PhD Student M / F: Study of cytoplasmic crowding during antifungal drug tolerance

Updated: 25 days ago
Job Type: FullTime
Deadline: 16 Jul 2021

The Valrose Institute of Biology (28 teams; 300 people; 25 nationalities) is an international institute (English is the working language) with a very rich scientific environment. The iBV provides cutting-edge technological infrastructures and platforms, with a collaborative and lively atmosphere in a very attractive city / region. (

The candidate will take advantage of a live-cell microscopy method, that has been recently established in Candida albicans, to quantitate cytoplasmic crowding in this opportunistic human pathogenic fungus, using a variety of molecular and cellular approaches.

A 3-year PhD fellowship is available in the Polarized growth in yeast group at the Institute of Biology Valrose (iBV) at the University of Côte d'Azur in Nice, FR
( ).

Our team studies the spatial and temporal regulation of filamentous growth using a range of state-of-the art microscopy approaches.

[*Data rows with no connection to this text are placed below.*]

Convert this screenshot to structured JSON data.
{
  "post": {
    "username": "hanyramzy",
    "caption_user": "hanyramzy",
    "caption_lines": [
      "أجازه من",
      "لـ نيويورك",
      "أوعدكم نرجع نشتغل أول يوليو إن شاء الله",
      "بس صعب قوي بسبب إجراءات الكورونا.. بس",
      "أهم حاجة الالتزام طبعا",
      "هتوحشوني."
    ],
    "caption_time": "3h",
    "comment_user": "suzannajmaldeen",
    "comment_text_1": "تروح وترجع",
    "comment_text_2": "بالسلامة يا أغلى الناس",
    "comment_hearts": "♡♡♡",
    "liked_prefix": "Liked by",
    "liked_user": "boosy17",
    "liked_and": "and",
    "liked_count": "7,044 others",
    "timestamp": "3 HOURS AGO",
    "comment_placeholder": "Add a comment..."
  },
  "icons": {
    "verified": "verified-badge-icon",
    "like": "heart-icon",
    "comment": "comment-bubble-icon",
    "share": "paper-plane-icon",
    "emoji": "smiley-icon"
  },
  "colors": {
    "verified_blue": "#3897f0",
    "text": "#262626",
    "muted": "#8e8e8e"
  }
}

Drug tolerance is generally described as microbe survival or growth above inhibitory concentrations and subpopulations of C. albicans can grow above minimal inhibitory drug concentrations. Tolerance, i.e. slow growth in presence of drug, is dependent on cell stress response pathways. Cytoplasmic crowding is intimately tied to protein abundance, and hence affected by stresses such as starvation, which are activated via amino acid sensing, and also likely to affect drug tolerance. The goal of this collaborative project is to determine the link between antifungal drug tolerance and cytoplasmic crowding at the single cell level. The project will take advantage of cutting-edge imaging approaches, molecular genetics and image analyses to investigate relationship between physical characteristics of the cytoplasm and antifungal tolerance in C. albicans cells and communities.

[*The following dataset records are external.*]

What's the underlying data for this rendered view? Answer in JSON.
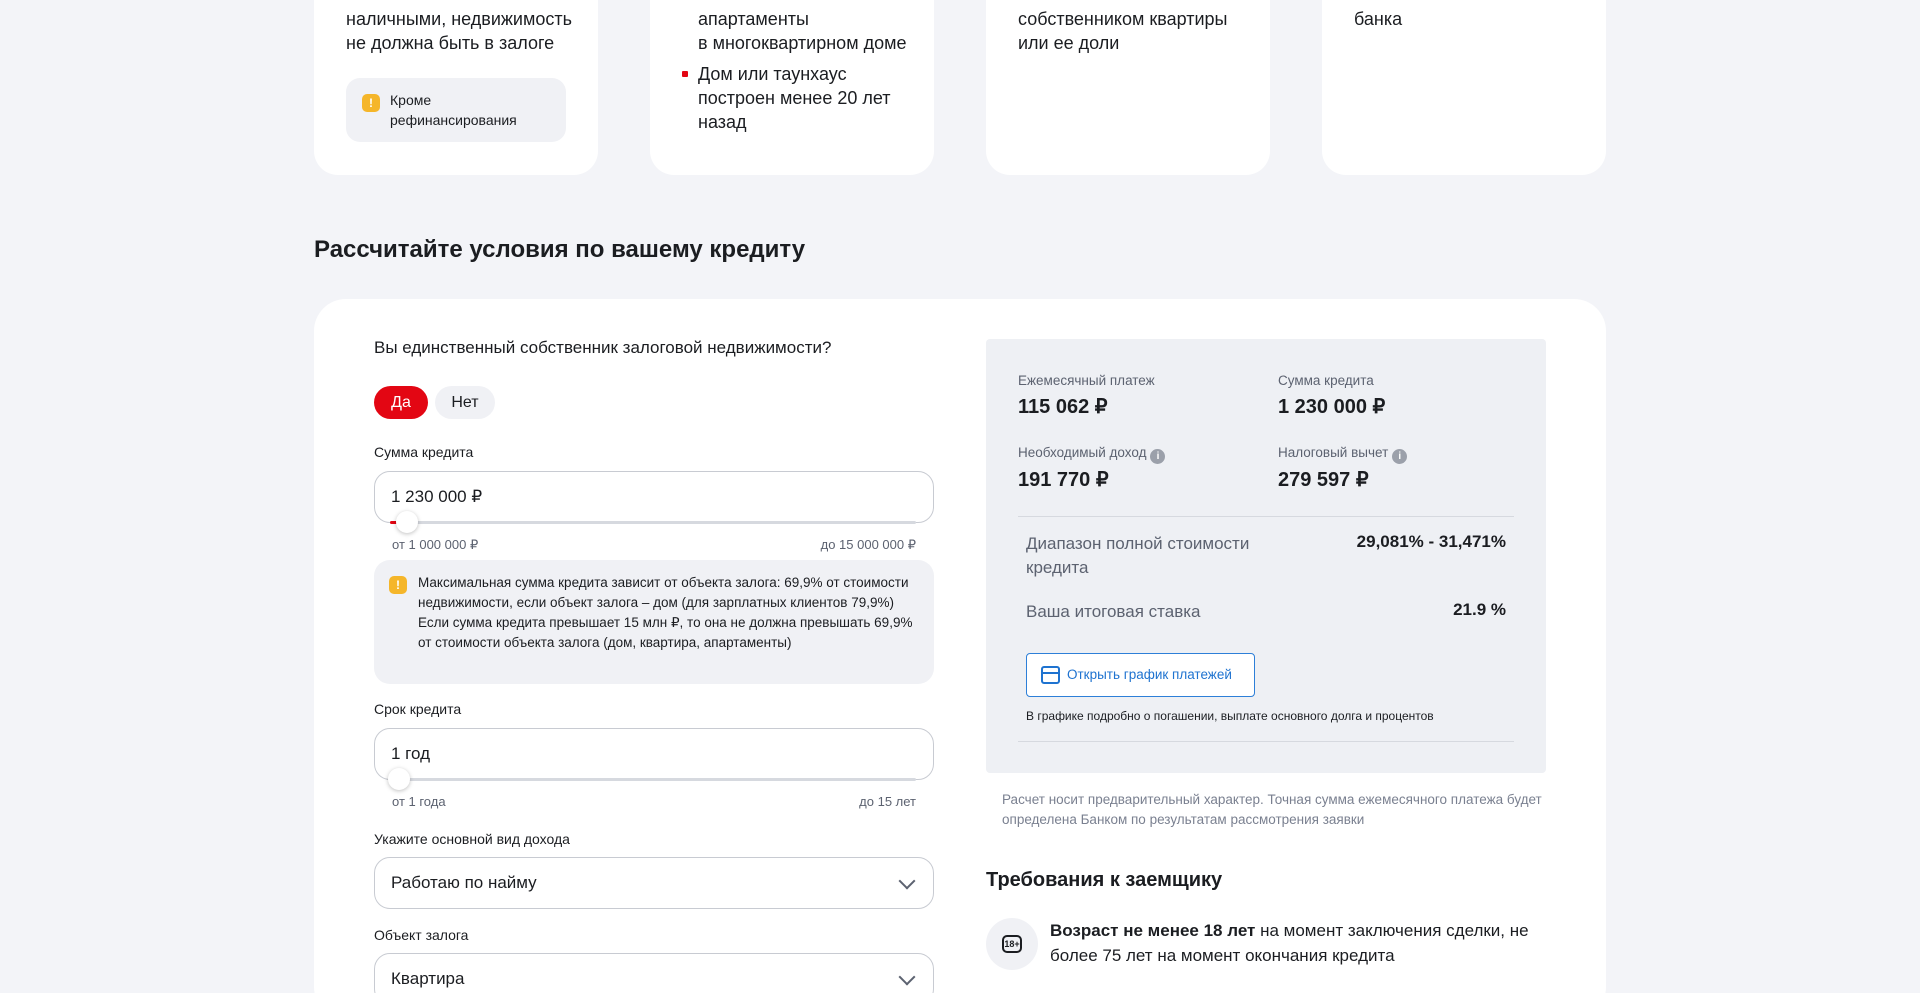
{
  "top_cards": [
    {
      "lines": [
        "наличными, недвижимость",
        "не должна быть в залоге"
      ],
      "note": "Кроме рефинансирования"
    },
    {
      "lines": [
        "апартаменты",
        "в многоквартирном доме"
      ],
      "bullet": "Дом или таунхаус построен менее 20 лет назад"
    },
    {
      "lines": [
        "собственником квартиры",
        "или ее доли"
      ]
    },
    {
      "lines": [
        "банка"
      ]
    }
  ],
  "section_title": "Рассчитайте условия по вашему кредиту",
  "form": {
    "owner_question": "Вы единственный собственник залоговой недвижимости?",
    "owner_yes": "Да",
    "owner_no": "Нет",
    "amount_label": "Сумма кредита",
    "amount_value": "1 230 000 ₽",
    "amount_min": "от 1 000 000 ₽",
    "amount_max": "до 15 000 000 ₽",
    "amount_progress": 0.016,
    "amount_note": "Максимальная сумма кредита зависит от объекта залога: 69,9% от стоимости недвижимости, если объект залога – дом (для зарплатных клиентов 79,9%) Если сумма кредита превышает 15 млн ₽, то она не должна превышать 69,9% от стоимости объекта залога (дом, квартира, апартаменты)",
    "term_label": "Срок кредита",
    "term_value": "1 год",
    "term_min": "от 1 года",
    "term_max": "до 15 лет",
    "term_progress": 0,
    "income_label": "Укажите основной вид дохода",
    "income_value": "Работаю по найму",
    "collateral_label": "Объект залога",
    "collateral_value": "Квартира"
  },
  "result": {
    "monthly_label": "Ежемесячный платеж",
    "monthly_value": "115 062 ₽",
    "sum_label": "Сумма кредита",
    "sum_value": "1 230 000 ₽",
    "income_label": "Необходимый доход",
    "income_value": "191 770 ₽",
    "tax_label": "Налоговый вычет",
    "tax_value": "279 597 ₽",
    "full_cost_label": "Диапазон полной стоимости кредита",
    "full_cost_value": "29,081% - 31,471%",
    "rate_label": "Ваша итоговая ставка",
    "rate_value": "21.9 %",
    "schedule_button": "Открыть график платежей",
    "schedule_note": "В графике подробно о погашении, выплате основного долга и процентов",
    "disclaimer": "Расчет носит предварительный характер. Точная сумма ежемесячного платежа будет определена Банком по результатам рассмотрения заявки"
  },
  "requirements": {
    "title": "Требования к заемщику",
    "age_badge": "18+",
    "age_bold": "Возраст не менее 18 лет",
    "age_rest": " на момент заключения сделки, не более 75 лет на момент окончания кредита"
  },
  "colors": {
    "accent": "#e30613",
    "link": "#1f73d0",
    "warning": "#f5b62a",
    "background": "#f3f4f8"
  },
  "icons": [
    "warning-icon",
    "info-icon",
    "calendar-icon",
    "chevron-down-icon",
    "age-18-icon"
  ]
}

-Determine the heterogeneity of cytoplasmic crowding in a population of cells and whether it correlates with an antifungal drug tolerance.
-Determine the link between intracellular antifungal drug concentration and cytoplasmic crowding.
-Quantify cytoplasmic crowding in a range of stress response mutants and clinical isolates.

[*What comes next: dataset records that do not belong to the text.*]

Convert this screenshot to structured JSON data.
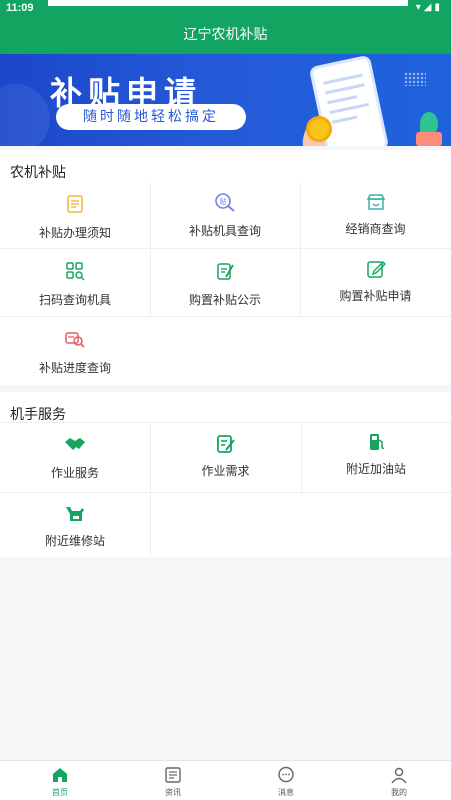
{
  "status_bar": {
    "time": "11:09",
    "icons": "▾◢▮"
  },
  "header": {
    "title": "辽宁农机补贴"
  },
  "banner": {
    "headline": "补贴申请",
    "subtitle": "随时随地轻松搞定"
  },
  "subsidy_section": {
    "title": "农机补贴",
    "items": [
      {
        "label": "补贴办理须知"
      },
      {
        "label": "补贴机具查询"
      },
      {
        "label": "经销商查询"
      },
      {
        "label": "扫码查询机具"
      },
      {
        "label": "购置补贴公示"
      },
      {
        "label": "购置补贴申请"
      },
      {
        "label": "补贴进度查询"
      }
    ]
  },
  "operator_section": {
    "title": "机手服务",
    "items": [
      {
        "label": "作业服务"
      },
      {
        "label": "作业需求"
      },
      {
        "label": "附近加油站"
      },
      {
        "label": "附近维修站"
      }
    ]
  },
  "tabs": [
    {
      "label": "首页",
      "active": true
    },
    {
      "label": "资讯",
      "active": false
    },
    {
      "label": "消息",
      "active": false
    },
    {
      "label": "我的",
      "active": false
    }
  ],
  "colors": {
    "brand": "#12a561",
    "icon_orange": "#f3b93c",
    "icon_purple": "#7c7fe6",
    "icon_teal": "#3bb1a6",
    "icon_green": "#18a35e",
    "icon_red": "#ea5a6a"
  }
}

Candidates should have a Master's degree or equivalent in a relevant field.
We are seeking highly motivated candidates with a background in Cell Biology, Microbiology, Microscopy or Biophysics - previous experience in live cell imaging and/or image analyses is a plus. Motivation, enthusiasm, ability to communicate in English and interact with lab members are critical and applicants are encouraged to apply and contact Robert Arkowitz ( ).

Selected publications
1. R. Abdul-Ganiyu, L. A. Venegas, X. Wang, C. Puerner, R. A. Arkowitz, B. K. Kay & D. E. Stone. Sci Signal, in press.
2. C. Puerner, N, Kukhaleishvili, D. Thomson, S. Schaub, X. Noblin, S. Seminara, M. Bassilana & R. A. Arkowitz. BMC Biol. 2020 18: 122. Actualité scientifique CNRS INSB:
3. M. Bassilana, C. Puerner & R. A. Arkowitz. Curr Op Cell Biol. 2020 62:150.
4. R. A. Arkowitz & Bassilana M. F1000 Res. 2019 8.
5. P. M. Silva, C. Puerner, A. Seminara, M. Bassilana & R. A. Arkowitz. Cell Rep. 2019 28: 2231. Actualité scientifique CNRS INSB:
6. A. Weiner, F. Orange, S. Lacas-Gervais, K. Rechav, V. Ghugtyal, M. Bassilana & R. A. Arkowitz. Cell Microbiol. 2019 21: e12963. Selected by Faculty 1000 December 18, 2018.
7. H. Labbaoui, S. Bogliolo, V. Ghugtyal, N. V. Solis, S. G. Filler, R. A. Arkowitz & M. Bassilana. PLoS Pathogens. 2017 13: e1006205.
8. V. Ghugtyal, R. Garcia-Rodas, A. Seminara, S. Schaub, M. Bassilana & R. A. Arkowitz. PNAS USA. 2015 112: 8644.
9. S. G. Martin & R. A. Arkowitz. FEMS Microbiol Rev. 2014 38: 228
10. V. Corvest, S. Bogliolo, P. Follette, R. A. Arkowitz & M. Bassilana. Mol. Microbiol. 2013 89: 626.
11. A. Vernay, S. Schaub, I. Guillas, M. Bassilana & R. A. Arkowitz. J Cell Biol. 2012 198: 711. Selected by Faculty 1000 March 19, 2013. .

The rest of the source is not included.